I run Mobil 1, what Castrol do you run?
Complete failure at retirement

1989 Cooper Racing Green
2009 Clubman S
2014 Audi Allroad

jeff10049

I use the full synthetic 5/30w. If I recall you cleaned your valves once and they were not too bad so the Mobil 1 might be doing fine for you. There does seem to be a correlation between intake deposits and Mobil 1 with our customers but local climate/fuel combined with Mobil 1 might also play a role it's just something I have noticed.
Do you smell hot oil smells or if you think you are getting more intake deposits than normal. If so you might try Castrol or another quality brand like royal purple, red line, schaffers, etc.

I have other reasons to question Mobil 1 quality but not conclusive enough to really post about but I'll put my 2 cents in. I think it's a fair quality oil marketed as great quality oil. I don't think it's bad just not great I just recently took apart an engine in a customers mini that runs Mobil 1 because he buys it at Costco and brings it in for us to put in his car changed every 5k it was more sludged up than it should be I'll take a few pictures of the rockers Monday.   
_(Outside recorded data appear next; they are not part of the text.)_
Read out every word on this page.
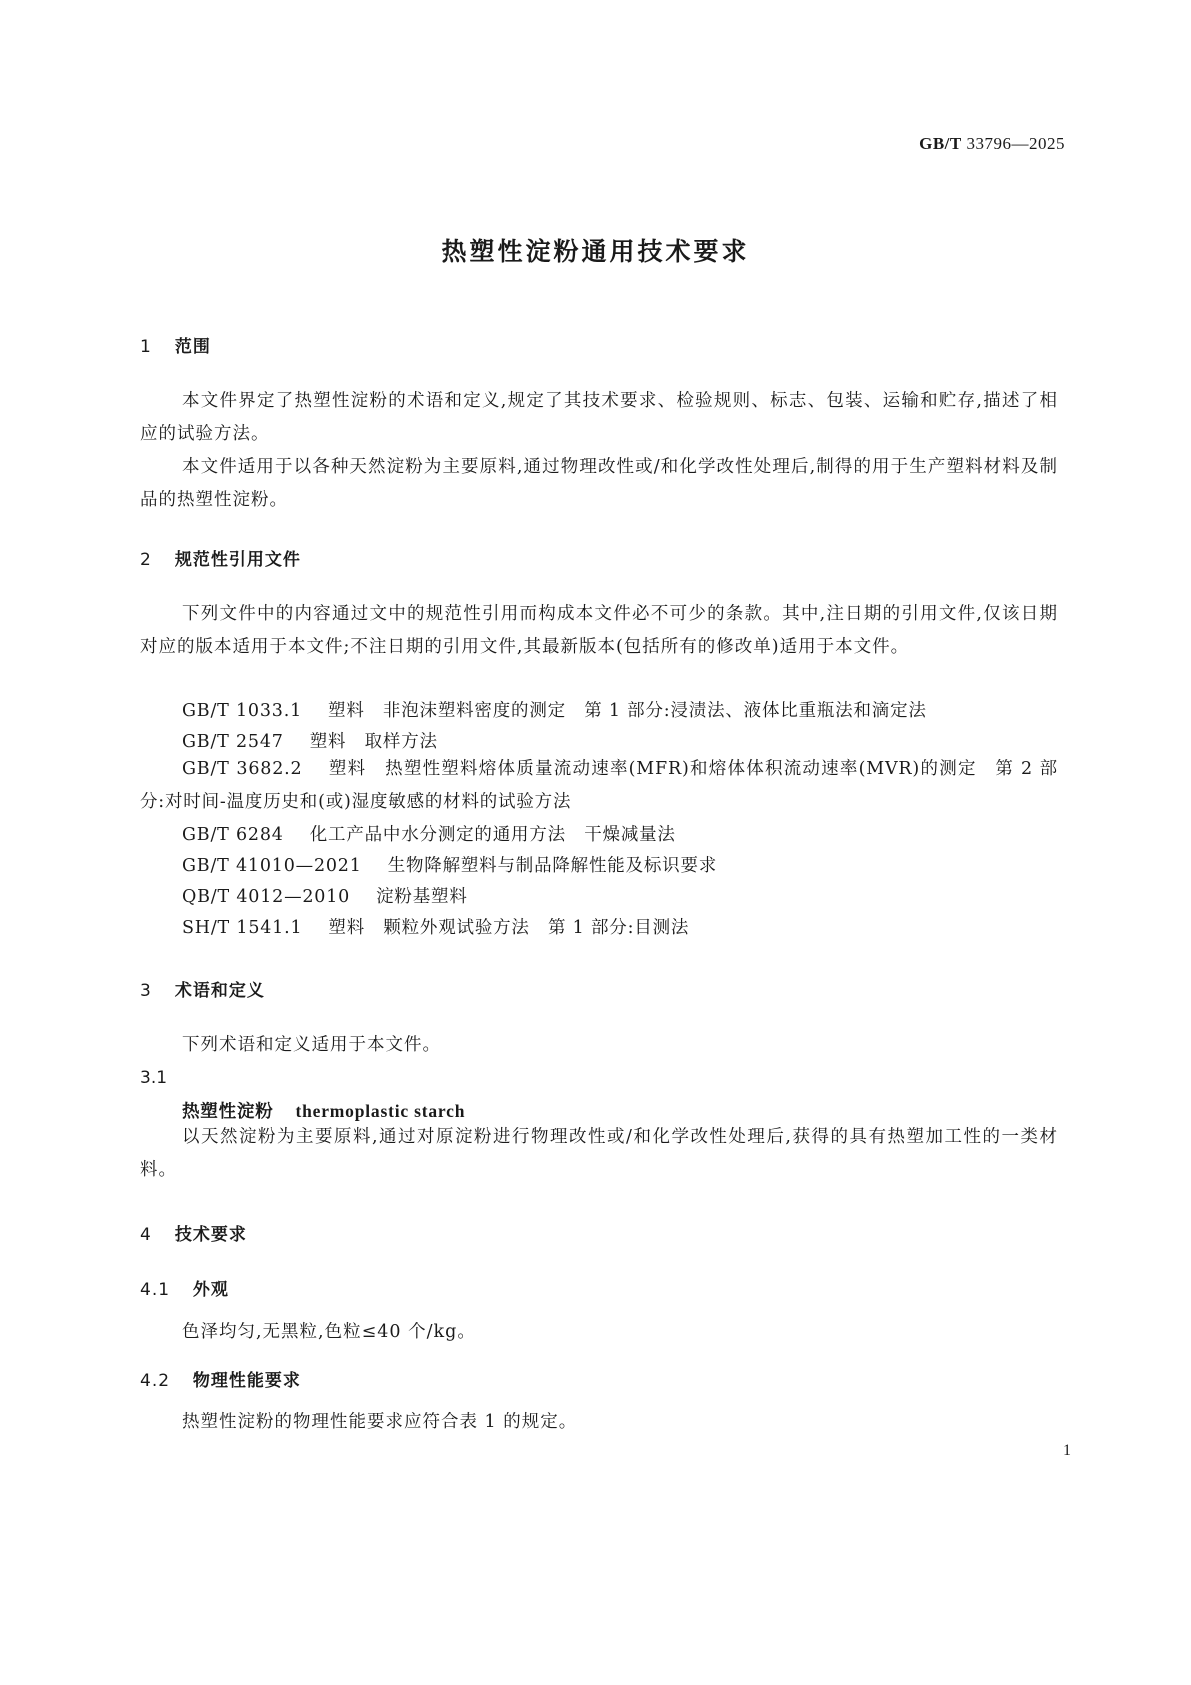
GB/T 33796—2025
热塑性淀粉通用技术要求
1 范围
本文件界定了热塑性淀粉的术语和定义,规定了其技术要求、检验规则、标志、包装、运输和贮存,描述了相应的试验方法。
本文件适用于以各种天然淀粉为主要原料,通过物理改性或/和化学改性处理后,制得的用于生产塑料材料及制品的热塑性淀粉。
2 规范性引用文件
下列文件中的内容通过文中的规范性引用而构成本文件必不可少的条款。其中,注日期的引用文件,仅该日期对应的版本适用于本文件;不注日期的引用文件,其最新版本(包括所有的修改单)适用于本文件。
GB/T 1033.1 塑料　非泡沫塑料密度的测定　第 1 部分:浸渍法、液体比重瓶法和滴定法
GB/T 2547 塑料　取样方法
GB/T 3682.2 塑料　热塑性塑料熔体质量流动速率(MFR)和熔体体积流动速率(MVR)的测定　第 2 部分:对时间-温度历史和(或)湿度敏感的材料的试验方法
GB/T 6284 化工产品中水分测定的通用方法　干燥减量法
GB/T 41010—2021 生物降解塑料与制品降解性能及标识要求
QB/T 4012—2010 淀粉基塑料
SH/T 1541.1 塑料　颗粒外观试验方法　第 1 部分:目测法
3 术语和定义
下列术语和定义适用于本文件。
3.1
热塑性淀粉 thermoplastic starch
以天然淀粉为主要原料,通过对原淀粉进行物理改性或/和化学改性处理后,获得的具有热塑加工性的一类材料。
4 技术要求
4.1 外观
色泽均匀,无黑粒,色粒≤40 个/kg。
4.2 物理性能要求
热塑性淀粉的物理性能要求应符合表 1 的规定。
1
Per the recommendation of the manufacturer we were running Mobil 1 in our shop air compressors, we had issues with air tools not working the air motor vanes were stuck in the rotor with a very sticky thick layer of what I'm going to compare to a polymerized oil film (similar to whats on the intake valves) maybe it is I'm not a chemist.  we cleaned them they were fine for a while and happened again. keep i mind the compressors don't go through abnormal amounts of oil we get a little out of the tank when draining water but the same as any compressor.
After the second round of sticking tools I changed the compressors to royal purple and the problem went away. But it's an air compressor, not a car engine so maybe that's not relevant but I think it has to do with how well it handles heat. Our compressors sometimes run really hot for extended periods that was the original reason for the manufacture telling us to switch to Mobil 1. The Dinosaur oil was burning the burning smell went away with mobil 1 but the sticky residue started. royal purple seems to have stopped all the issues I might try Castrol at the next change.